Bahçede solucan yakaladığımızı,kavanozlarda onlardan turşu yaptığımızı biliyorum,evet kulaga nekadar iğrenç gelsede,

Düşündükçe gerçi ve hatırladıkça bir çok şeyi bir önceki yargımı çürüteceğim gibi.


Yani koşmaktan düz yerlerlere tırmanmaktan, ordan buradan aşağı kaymaktan, evdeki yastıklarla savaş yapmaktan ziyade daha dingin şeyler yapıyordum gibi geliyor ama, annemin de tabi bir hafızasını yoklamak lazım.


Lakin belki benim bayan cinsinden oluşumdan ,belki kendime toz konduramayaşımdandır ama senin bu hareket telaşın , durmak bilmeyen savaşın, genelde başında olmayan aklın sebebi ile arkanda bitap kan ter içinde insanlar olarak yaşıyoruz maaile...



Şimdi tüm bunlardan fırsat bulduğumuz ve ilgini çekebildiğim nadide anlarda 18 ay sonrası ortaya birşeyler çıkarma derdine düştük ikimiz. İyi de oldu ki enerjini yapabilirliklerine yönlendirdikçe daha uzun soluklu keyifler görüyorum sende e tabi iş in sonunda övüntülerle birlikte...





Evvelki hafta sonu doktor çıkışı başbaşa seninle bir büyük markete uğrayıp,sululu,parmaklı,pastelli,simli boyalar,yapışkanlar,renk renk kağıtlar,çıkartma kitapları,makas aldık.


O hafta sonunu takip eden bir akşam da Mothercarein sevinçli indiriminden de çift taraflı yazı tahtası,baskılı parmak boyaları,ve boyama kağıtları aldık babanla...



Almak bile heveslenmeye yeter ya aklımdakileri eteğe dökmek için evde fırsat bulduğumuz ilk gün oturduk başlarına...




Sitelerden eş dosttan çalıp çırptığımız aklımda olup derhal yapayım dediğim malzememizinn yettiği ne kadar şey varsa yapmaya başladık yavaş yavaş...

Resimleri ekleyip sonradan bakınca daha başka cin fikirlerde geldi aklıma,tez zamanda kağıda boyaya geçirilesi muazzam olacak olan.

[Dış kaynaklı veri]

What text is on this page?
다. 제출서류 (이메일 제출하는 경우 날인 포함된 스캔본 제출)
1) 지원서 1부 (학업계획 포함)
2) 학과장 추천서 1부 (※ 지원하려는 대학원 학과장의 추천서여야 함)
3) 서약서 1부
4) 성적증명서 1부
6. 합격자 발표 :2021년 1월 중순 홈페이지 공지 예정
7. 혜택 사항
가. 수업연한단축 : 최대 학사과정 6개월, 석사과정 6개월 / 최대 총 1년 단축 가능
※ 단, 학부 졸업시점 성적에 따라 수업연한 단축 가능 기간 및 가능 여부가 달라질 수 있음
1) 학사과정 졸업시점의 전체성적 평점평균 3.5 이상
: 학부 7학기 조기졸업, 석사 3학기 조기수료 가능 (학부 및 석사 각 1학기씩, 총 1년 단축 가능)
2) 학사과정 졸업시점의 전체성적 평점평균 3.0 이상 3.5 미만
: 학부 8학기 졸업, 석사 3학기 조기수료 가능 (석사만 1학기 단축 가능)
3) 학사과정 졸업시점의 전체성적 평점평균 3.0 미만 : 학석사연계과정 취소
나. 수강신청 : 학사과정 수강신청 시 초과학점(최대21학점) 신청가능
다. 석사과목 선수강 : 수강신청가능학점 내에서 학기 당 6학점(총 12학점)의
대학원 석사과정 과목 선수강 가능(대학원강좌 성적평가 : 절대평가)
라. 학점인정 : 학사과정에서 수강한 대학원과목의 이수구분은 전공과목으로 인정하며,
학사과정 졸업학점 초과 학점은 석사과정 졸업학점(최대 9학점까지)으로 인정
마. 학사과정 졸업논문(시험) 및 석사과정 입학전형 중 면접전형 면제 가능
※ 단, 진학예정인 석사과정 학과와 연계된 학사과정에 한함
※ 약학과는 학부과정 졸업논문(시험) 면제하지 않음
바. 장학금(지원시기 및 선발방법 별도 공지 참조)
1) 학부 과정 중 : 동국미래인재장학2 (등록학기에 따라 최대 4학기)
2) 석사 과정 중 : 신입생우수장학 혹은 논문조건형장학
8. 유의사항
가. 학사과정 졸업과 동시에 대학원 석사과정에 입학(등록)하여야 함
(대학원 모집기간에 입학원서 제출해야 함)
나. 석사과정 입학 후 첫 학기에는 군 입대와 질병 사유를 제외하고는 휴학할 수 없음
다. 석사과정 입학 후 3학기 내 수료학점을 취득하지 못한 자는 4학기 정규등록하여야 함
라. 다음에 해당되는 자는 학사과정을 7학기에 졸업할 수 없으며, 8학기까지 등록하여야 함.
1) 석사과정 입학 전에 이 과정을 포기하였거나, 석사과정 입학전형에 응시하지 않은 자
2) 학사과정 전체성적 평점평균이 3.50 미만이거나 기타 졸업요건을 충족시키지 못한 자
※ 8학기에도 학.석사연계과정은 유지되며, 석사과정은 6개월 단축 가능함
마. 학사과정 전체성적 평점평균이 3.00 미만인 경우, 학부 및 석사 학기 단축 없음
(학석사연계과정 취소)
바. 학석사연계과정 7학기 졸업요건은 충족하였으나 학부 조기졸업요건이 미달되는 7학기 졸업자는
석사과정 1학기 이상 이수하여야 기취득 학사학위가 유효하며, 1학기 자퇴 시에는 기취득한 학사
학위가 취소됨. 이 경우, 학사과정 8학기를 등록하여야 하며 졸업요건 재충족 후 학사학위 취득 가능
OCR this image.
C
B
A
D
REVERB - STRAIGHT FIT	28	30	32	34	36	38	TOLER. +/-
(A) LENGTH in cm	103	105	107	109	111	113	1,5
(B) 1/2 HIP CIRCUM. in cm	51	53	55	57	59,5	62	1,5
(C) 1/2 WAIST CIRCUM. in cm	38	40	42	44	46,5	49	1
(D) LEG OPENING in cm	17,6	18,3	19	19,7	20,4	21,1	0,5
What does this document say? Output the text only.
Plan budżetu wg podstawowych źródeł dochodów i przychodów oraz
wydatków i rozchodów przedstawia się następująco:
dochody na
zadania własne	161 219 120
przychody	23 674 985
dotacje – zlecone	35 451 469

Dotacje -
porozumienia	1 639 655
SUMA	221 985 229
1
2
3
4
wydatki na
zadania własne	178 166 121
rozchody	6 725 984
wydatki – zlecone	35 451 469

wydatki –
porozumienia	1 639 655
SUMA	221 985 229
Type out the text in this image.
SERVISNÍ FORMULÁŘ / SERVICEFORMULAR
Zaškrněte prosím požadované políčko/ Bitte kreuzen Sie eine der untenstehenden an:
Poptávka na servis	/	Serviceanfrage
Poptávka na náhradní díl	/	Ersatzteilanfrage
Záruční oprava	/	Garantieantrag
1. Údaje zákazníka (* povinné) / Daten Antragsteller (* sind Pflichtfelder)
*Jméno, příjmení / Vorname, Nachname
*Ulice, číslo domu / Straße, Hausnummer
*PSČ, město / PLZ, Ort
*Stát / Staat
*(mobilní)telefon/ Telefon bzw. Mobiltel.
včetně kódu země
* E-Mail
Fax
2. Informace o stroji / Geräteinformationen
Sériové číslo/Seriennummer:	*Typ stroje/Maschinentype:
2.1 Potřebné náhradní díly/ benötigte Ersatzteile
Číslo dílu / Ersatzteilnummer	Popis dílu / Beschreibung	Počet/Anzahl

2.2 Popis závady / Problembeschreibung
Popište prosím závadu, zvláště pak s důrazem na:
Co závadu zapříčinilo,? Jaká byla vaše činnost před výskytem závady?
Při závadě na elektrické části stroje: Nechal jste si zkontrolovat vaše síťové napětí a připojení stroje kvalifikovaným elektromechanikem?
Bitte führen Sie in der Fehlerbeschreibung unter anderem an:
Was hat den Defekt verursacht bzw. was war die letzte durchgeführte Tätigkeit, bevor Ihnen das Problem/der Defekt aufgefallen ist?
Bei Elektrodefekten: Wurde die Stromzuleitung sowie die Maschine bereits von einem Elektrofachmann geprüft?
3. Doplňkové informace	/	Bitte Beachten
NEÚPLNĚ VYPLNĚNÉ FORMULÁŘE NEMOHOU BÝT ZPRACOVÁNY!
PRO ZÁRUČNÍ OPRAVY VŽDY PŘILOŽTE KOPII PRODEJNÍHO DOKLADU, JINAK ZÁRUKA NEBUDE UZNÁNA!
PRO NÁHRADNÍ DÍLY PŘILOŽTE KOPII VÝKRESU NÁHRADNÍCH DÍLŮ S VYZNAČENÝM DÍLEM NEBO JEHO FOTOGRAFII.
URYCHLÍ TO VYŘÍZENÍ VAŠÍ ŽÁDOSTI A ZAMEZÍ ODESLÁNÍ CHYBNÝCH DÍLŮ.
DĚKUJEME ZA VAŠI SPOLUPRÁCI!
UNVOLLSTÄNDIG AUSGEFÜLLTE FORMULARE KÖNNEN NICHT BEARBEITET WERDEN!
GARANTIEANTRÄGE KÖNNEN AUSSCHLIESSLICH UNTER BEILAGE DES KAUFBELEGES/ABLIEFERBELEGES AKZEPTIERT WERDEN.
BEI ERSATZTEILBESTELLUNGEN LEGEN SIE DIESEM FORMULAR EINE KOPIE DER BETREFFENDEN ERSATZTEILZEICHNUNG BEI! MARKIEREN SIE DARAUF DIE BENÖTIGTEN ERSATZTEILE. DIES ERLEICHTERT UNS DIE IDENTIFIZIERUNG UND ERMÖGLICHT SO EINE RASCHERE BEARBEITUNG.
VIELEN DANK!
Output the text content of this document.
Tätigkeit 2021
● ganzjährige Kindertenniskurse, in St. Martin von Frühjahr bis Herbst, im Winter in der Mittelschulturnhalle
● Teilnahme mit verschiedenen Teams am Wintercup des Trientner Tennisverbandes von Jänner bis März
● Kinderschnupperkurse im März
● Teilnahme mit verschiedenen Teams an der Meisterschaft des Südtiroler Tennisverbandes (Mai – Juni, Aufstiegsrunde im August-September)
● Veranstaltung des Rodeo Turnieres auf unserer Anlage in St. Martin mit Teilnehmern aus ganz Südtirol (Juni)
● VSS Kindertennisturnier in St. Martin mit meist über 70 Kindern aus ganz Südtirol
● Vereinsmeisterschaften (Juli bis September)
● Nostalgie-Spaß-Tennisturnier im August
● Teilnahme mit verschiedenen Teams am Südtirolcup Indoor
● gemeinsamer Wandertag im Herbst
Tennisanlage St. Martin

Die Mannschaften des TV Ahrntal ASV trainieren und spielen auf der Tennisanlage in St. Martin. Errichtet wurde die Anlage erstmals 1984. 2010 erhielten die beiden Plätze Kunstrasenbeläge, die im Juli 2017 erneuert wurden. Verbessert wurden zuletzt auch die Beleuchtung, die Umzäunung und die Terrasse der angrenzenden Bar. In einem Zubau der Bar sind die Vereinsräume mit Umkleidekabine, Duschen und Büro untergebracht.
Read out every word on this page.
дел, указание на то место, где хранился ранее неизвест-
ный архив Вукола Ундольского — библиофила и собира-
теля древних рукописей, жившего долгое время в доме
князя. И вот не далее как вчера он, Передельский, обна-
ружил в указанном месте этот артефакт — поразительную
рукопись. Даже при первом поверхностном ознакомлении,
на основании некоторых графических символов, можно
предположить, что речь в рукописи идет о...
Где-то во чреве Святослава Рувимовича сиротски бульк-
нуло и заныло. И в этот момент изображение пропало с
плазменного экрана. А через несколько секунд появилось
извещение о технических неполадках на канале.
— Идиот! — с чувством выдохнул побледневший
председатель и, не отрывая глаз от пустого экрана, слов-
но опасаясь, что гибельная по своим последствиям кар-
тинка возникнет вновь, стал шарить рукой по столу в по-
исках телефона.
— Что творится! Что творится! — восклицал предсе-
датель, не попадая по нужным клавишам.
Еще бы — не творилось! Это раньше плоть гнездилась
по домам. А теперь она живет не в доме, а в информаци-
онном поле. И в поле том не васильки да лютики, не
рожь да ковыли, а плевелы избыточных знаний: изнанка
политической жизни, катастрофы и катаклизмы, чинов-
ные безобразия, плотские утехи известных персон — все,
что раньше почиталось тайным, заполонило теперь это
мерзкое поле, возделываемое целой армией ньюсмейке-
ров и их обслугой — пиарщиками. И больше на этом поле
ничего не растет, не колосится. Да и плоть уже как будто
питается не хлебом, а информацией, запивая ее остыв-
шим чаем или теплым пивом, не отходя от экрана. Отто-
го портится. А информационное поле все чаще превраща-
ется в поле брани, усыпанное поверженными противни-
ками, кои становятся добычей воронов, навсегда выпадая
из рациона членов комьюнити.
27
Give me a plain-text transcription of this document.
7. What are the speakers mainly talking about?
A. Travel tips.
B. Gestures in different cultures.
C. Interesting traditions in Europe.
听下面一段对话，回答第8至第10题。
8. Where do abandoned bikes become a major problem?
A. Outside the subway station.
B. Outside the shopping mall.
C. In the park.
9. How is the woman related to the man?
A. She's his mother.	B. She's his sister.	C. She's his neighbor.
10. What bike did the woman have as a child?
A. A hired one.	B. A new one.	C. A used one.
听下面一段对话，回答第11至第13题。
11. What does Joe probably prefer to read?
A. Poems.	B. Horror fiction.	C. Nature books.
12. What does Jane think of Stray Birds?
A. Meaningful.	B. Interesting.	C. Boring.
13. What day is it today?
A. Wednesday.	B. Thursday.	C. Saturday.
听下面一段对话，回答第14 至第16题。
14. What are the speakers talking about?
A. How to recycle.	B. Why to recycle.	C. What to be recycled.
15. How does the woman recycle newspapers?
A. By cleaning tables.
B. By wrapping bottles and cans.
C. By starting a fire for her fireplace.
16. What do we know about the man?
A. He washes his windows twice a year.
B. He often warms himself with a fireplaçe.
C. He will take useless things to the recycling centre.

Ama işte mevzuda başa dönmek istemesemde yine hareket odaklı hayatımızın dizginlerinin ilk etapta nereye gideceğini bilemediğimden parmak boyasını evvel bahçede yaptık, sonra evde kazandığımız tecrübelerin üstünden giderek ancak rahat bir nefes aldık.





Biz diğer yandan artık seninle barbunya ayıklıyoruz, çatal kaşığımızı makinaya yerleşiyoruz, çamaşır katlıyor,topluyoruz,montessori ile doğal çalışmalar yapıyoruz, bol bol kitap okuyoruz,hatta artık konuyu senin belirlediğin bi konuda üç beş kelam muhabbet bile ediyoruz.

Büyüyoruz,büyüyerek öğreniyoruz işte en güzeli,keyif paylaşıyoruz masumca...


Tertemiz sayfalar açıp hayallerimizden parçalar boyuyoruz yapıştırıyoruz,herşey aslında seninle güzel vakit geçirmek için,yoksa makas tutmak şu anda seni terzi falan yapacak değil....





İşin özü

Sizinle çalışmak güzeldi :)

Annen...




















29 Temmuz 2011 Cuma

Hayat Ağacı...


Hafta sonu yapacaklarımız var senle, bir mevsimler takvimi , bir gece gündüz,yeni el boyalarımızla yaratıcı çalışmalar gibisinden.

Bol bol konuşup, dışarıda ağaçlardan yaprak toplayıp boyayacağız.Sonra onları renk renk boyayacağız ve ne yaratırsak dahası...


Yapacak şeylerimiz olmasını bile seviyorum.

Ama tüm bunlar için biraz materyal toplayayım dediğimde, bir ağaç kalem çizimi ararken yabancı bir blogta karşılaştım bu resimle.


Şu an dallarına uzanamadığın bir ağacın sana ne tür meyveler verdiğini ve olmuş meyveleri dibine düşünce alıp onlarla eğlendiğini düşündüm.

Ben sana meyveyi tanıtandım doğadan ilham alarak, şu an da uzanamayarak benden öğrenen ve meyveye anlam verense sendin.


Ne kadar çok meyve uzatırsak sana o kadarının tadına bakmaya,kucağında biriktirip bize fırlatmaya,eğlenip dünyana renk katmaya meyilliydin.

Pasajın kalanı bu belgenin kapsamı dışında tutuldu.